Musa Özdemir sorusunu Beşir Eryarsoy hocamıza yöneltti. “Değerli hocam, hak ve batıl davasının kıyamete kadar devam edeceğini biliyoruz. Gazze'de kısa süreli bir hazırlık sürecinde Müslümanların başarılar elde ettiğini biliyoruz. Enfal Suresi 60. ayet mucibince yeteri kadar bir hazırlık yapmadığımız için mi mağlup gibi bir görüntü veriyoruz. Ayet ışığında bizi aydınlatır mısınız?

“Bahsettiğiniz ayete geçmeden önce eski Yugoslav (ya da başka bir milletin) atasözü ile sözlerime başlamak istiyorum. “Akıl külahtaki çiviye benzer, başa yumruk yemedikçe içeri geçmez.” Müslümanların durumunu anlatan veciz bir atasözü.

Ümmet yüz yıl önce ulus devletlere bölündü. Her ulus devlet kendi derdine düştü. Herkes başkasını unuttu. İslâm kardeşliği yerine kavmiyetçilik parlatılmaya çalışıldı. Bir yerlere kadar da gelindi. Fakat özellikle Arap Baharı ile birlikte, arkasından Suriye ve Irak'ta görülen krizle birlikte biz Türkler ve Araplar karşılıklı olarak bir şeyi keşfettik. Kardeş olduğumuz gerçeğini yeniden hatırladık. Aynı ümmetin fertleri olduğumuzu unutmuştuk. Bunu hatırladık. Birbirimizi sahiplenmenin ehemmiyetini gördük. Ümmet olmanın birinci merhalesi kalbin aynı heyecan ve dava için çarpmaya başlamasıdır. Eğer kalpler aynı dava, aynı hedef için birlikte çarpacak olursa Allah'ın izniyle ulus devletlerin emperyalistler tarafından çizilen, dayatılan sınırları da kalkacak ve kalbî vahdet ile birlikte sosyal, coğrafi ve beşerî vahdet de gerçekleşecektir. Bunun arkasından Cenab-ı Allah'ın lütfu ile ümmetin aynı karar ve irade ile yönetileceği zamanlar da gelecektir.

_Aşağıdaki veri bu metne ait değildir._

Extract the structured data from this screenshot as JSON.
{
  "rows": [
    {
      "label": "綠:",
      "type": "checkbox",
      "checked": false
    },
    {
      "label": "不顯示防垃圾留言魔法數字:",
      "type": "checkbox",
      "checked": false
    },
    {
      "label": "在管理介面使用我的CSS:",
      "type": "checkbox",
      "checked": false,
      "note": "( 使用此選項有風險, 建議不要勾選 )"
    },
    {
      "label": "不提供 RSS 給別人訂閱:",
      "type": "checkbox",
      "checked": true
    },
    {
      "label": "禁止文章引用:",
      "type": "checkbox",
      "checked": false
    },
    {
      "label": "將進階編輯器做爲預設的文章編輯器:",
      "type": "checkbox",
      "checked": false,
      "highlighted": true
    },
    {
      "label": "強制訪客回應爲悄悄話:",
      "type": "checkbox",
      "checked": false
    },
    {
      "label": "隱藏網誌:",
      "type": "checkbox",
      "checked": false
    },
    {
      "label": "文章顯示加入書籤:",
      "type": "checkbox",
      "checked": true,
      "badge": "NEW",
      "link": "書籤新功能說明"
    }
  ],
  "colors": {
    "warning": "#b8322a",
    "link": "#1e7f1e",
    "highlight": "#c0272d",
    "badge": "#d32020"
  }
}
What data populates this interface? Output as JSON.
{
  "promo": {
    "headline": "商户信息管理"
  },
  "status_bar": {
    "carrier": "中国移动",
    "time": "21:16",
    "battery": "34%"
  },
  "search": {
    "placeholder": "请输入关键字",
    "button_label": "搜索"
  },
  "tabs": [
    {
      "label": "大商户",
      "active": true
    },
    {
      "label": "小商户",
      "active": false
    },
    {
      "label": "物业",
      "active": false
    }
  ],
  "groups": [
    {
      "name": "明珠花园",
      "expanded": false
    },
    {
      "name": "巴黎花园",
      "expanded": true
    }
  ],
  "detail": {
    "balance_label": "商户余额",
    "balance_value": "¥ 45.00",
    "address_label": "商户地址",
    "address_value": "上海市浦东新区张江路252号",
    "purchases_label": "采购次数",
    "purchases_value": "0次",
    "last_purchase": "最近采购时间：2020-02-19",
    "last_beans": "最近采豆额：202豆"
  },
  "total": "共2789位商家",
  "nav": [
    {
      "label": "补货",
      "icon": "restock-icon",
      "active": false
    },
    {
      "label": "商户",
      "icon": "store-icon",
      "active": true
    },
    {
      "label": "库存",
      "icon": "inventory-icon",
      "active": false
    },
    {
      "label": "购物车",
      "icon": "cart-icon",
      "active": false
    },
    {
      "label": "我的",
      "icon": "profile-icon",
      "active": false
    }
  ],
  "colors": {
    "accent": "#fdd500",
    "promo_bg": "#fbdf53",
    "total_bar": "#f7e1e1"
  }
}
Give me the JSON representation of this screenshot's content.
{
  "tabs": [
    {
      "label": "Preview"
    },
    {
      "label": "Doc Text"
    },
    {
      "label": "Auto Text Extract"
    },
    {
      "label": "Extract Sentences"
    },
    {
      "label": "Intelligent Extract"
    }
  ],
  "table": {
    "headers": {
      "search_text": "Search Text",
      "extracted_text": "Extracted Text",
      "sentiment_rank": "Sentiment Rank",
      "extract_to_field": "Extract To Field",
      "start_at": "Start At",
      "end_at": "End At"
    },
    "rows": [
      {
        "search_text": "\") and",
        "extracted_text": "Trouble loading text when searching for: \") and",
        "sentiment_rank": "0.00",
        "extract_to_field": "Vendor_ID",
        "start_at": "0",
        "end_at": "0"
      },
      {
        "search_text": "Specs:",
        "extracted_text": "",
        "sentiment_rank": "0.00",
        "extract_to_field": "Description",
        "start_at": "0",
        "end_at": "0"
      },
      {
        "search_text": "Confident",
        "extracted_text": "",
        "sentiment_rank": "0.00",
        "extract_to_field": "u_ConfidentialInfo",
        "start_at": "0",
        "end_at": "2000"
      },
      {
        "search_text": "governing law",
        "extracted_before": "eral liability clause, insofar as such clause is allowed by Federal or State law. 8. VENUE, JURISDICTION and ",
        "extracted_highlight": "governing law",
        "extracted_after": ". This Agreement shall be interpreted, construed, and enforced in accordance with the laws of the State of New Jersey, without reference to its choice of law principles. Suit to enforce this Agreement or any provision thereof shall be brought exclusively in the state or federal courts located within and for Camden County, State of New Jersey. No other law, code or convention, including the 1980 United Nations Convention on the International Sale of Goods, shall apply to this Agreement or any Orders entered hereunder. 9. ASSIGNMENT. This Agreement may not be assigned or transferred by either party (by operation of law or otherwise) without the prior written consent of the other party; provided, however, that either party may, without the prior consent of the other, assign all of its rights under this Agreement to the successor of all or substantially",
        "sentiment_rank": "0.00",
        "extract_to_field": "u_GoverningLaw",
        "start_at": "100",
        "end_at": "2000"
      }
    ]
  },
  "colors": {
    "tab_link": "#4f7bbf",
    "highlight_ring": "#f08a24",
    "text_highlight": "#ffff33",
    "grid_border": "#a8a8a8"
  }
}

Dolayısıyla kafamıza yediğimiz yumruklar neticesinde aklımız olması gereken yere gelecektir. Ümmet aklıyla hareket edeceğimiz günlerin çok yakın olduğuna inanıyorum.

Enfal 60. ayete gelecek olursak… Burada Rabbimiz düşmanlara karşı kendinizi korumak için silah satın alın, silah tedarik edin demiyor. Aksine “Onlara karşı gücünüz yettiği kadar kuvvet ve savaşatları hazırlayın.” diyor. Aslolan kendi silahımızı kendimiz yaparak işgale direnmektir.

Allah rahmet eylesin, Ömer Faruk Harman Hoca verdiği bir konferansta “Şu anda Tevrat'ta geçen Calut'u (onlar Golyat diyorlar) İsrail, Davut Peygamberi de Filistin'de yaşayan Müslümanlar temsil ediyor.” demişti.

Nasıl ki ayette Rabbimiz, “Davut, Calut'u öldürdü.” diyorsa, nasıl ki o gün zaferi müminler kazandıysa bugün de er ya da geç Müslümanlar kazanacaktır.”

Program Suriye Âlimler Birliği Üyesi Prof. Dr. Atiye el-Viheybi'nin Filistin'e, Gazze'ye ve tüm ümmete yaptığı hayır dualarıyla son buldu.